La députée socialiste Danielle Bousquet a demandé, mardi 23 février, au ministre de l’immigration Eric Besson « un moratoire sur les expulsions de femmes étrangères victimes de violences ». Danielle Bousquet, également présidente de la mission parlementaire sur les violences faites aux femmes et instigatrice d’une proposition de loi sur ce thème qui sera discutée jeudi à l’Assemblée, dénonce, dans un communiqué, « l’expulsion de Najlaé, une lycéenne de 19 ans, battue par son frère, vers le Maroc où elle est menacée de mariage forcé ».
Elle rappelle que la proposition de loi propose notamment « que les femmes victimes de violences, françaises ou étrangères, soient égales devant le droit d’être protégées en urgence par une ordonnance de protection » et que « le renouvellement du titre de séjour soit de droit pour les femmes placées sous ordonnance de protection ».
« LES FEMMES RENVOYÉS AU SILENCE »
L’expulsion de Najlae Lhimer a été dénoncée lundi par RESF (Réseau éducation sans frontières). Selon l’association, cette élève au lycée professionnel Dolto à Olivet (Loiret), en France depuis 2005 parce qu’elle a voulu échapper à un mariage forcé dans son pays, est maltraitée régulièrement par le frère chez qui elle réside. Le 18 février, la jeune fille a déposé une main courante au commissariat de Montargis, puis le lendemain elle a porté plainte à la gendarmerie de Château-Renard. C’est là qu’elle est alors placée en garde à vue avant d’être expulsée samedi en direction du Maroc, toujours selon RESF, qui précise que la jeune femme a présenté aux autorités un certificat médical avec une incapacité de travail de huit jours.

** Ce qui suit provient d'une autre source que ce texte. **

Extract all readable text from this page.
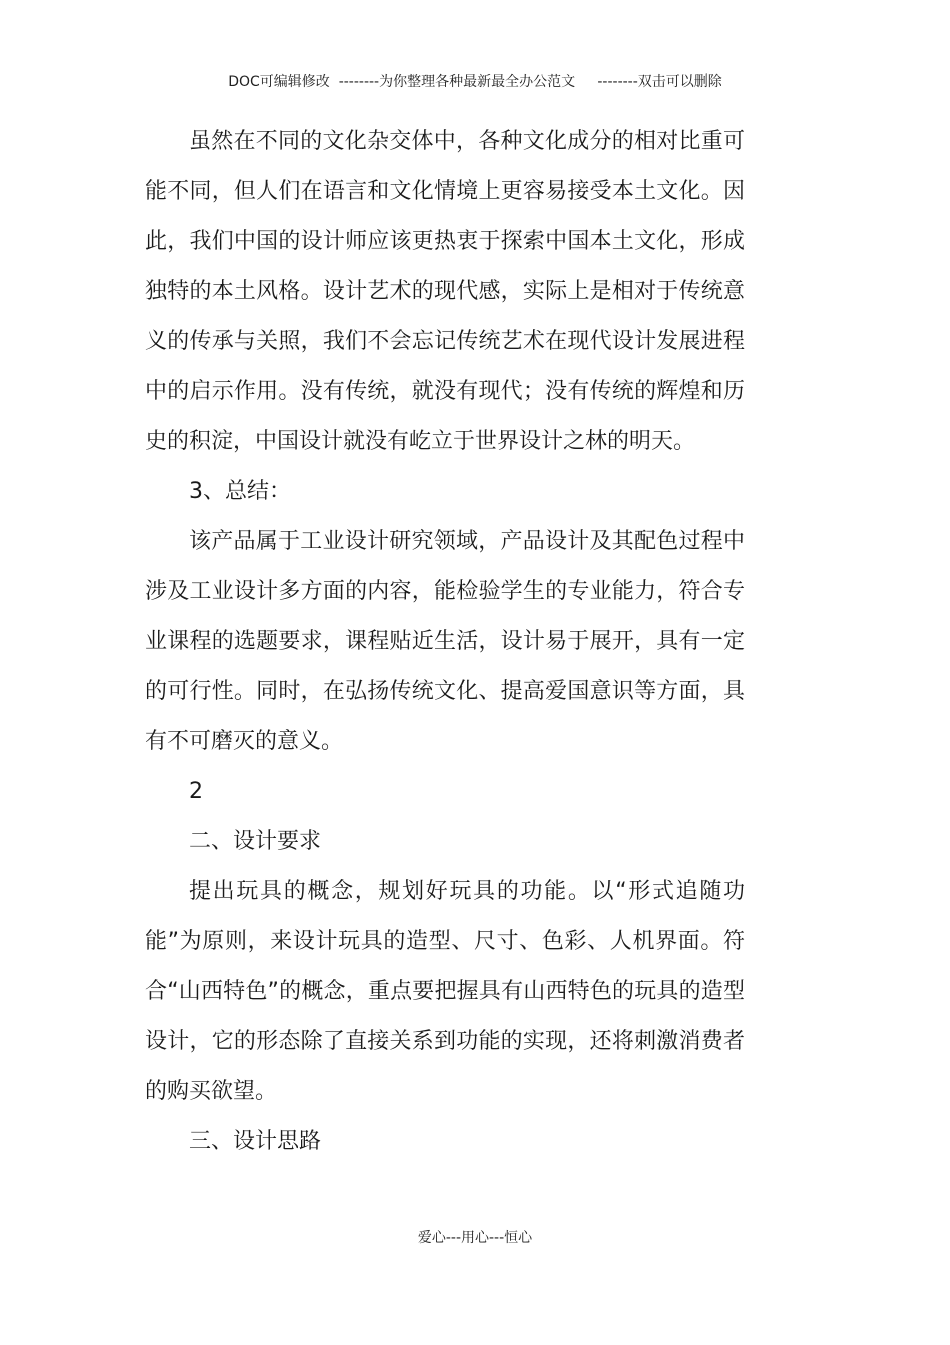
DOC可编辑修改  --------为你整理各种最新最全办公范文     --------双击可以删除

虽然在不同的文化杂交体中，各种文化成分的相对比重可能不同，但人们在语言和文化情境上更容易接受本土文化。因此，我们中国的设计师应该更热衷于探索中国本土文化，形成独特的本土风格。设计艺术的现代感，实际上是相对于传统意义的传承与关照，我们不会忘记传统艺术在现代设计发展进程中的启示作用。没有传统，就没有现代；没有传统的辉煌和历史的积淀，中国设计就没有屹立于世界设计之林的明天。

3、总结：

该产品属于工业设计研究领域，产品设计及其配色过程中涉及工业设计多方面的内容，能检验学生的专业能力，符合专业课程的选题要求，课程贴近生活，设计易于展开，具有一定的可行性。同时，在弘扬传统文化、提高爱国意识等方面，具有不可磨灭的意义。

2

二、设计要求

提出玩具的概念，规划好玩具的功能。以“形式追随功能”为原则，来设计玩具的造型、尺寸、色彩、人机界面。符合“山西特色”的概念，重点要把握具有山西特色的玩具的造型设计，它的形态除了直接关系到功能的实现，还将刺激消费者的购买欲望。

三、设计思路

爱心---用心---恒心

La présidente de l’association féministe Ni Putes Ni Soumises Sihem Habchi a qualifié cette expulsion « d’intolérable » : « Les services de l’Etat sont censés renforcer l’accueil des femmes dans les commissariats et les gendarmeries, si les femmes en allant déposer plainte, peuvent se retrouver expulsées, c’est un message qui les renvoie au silence. »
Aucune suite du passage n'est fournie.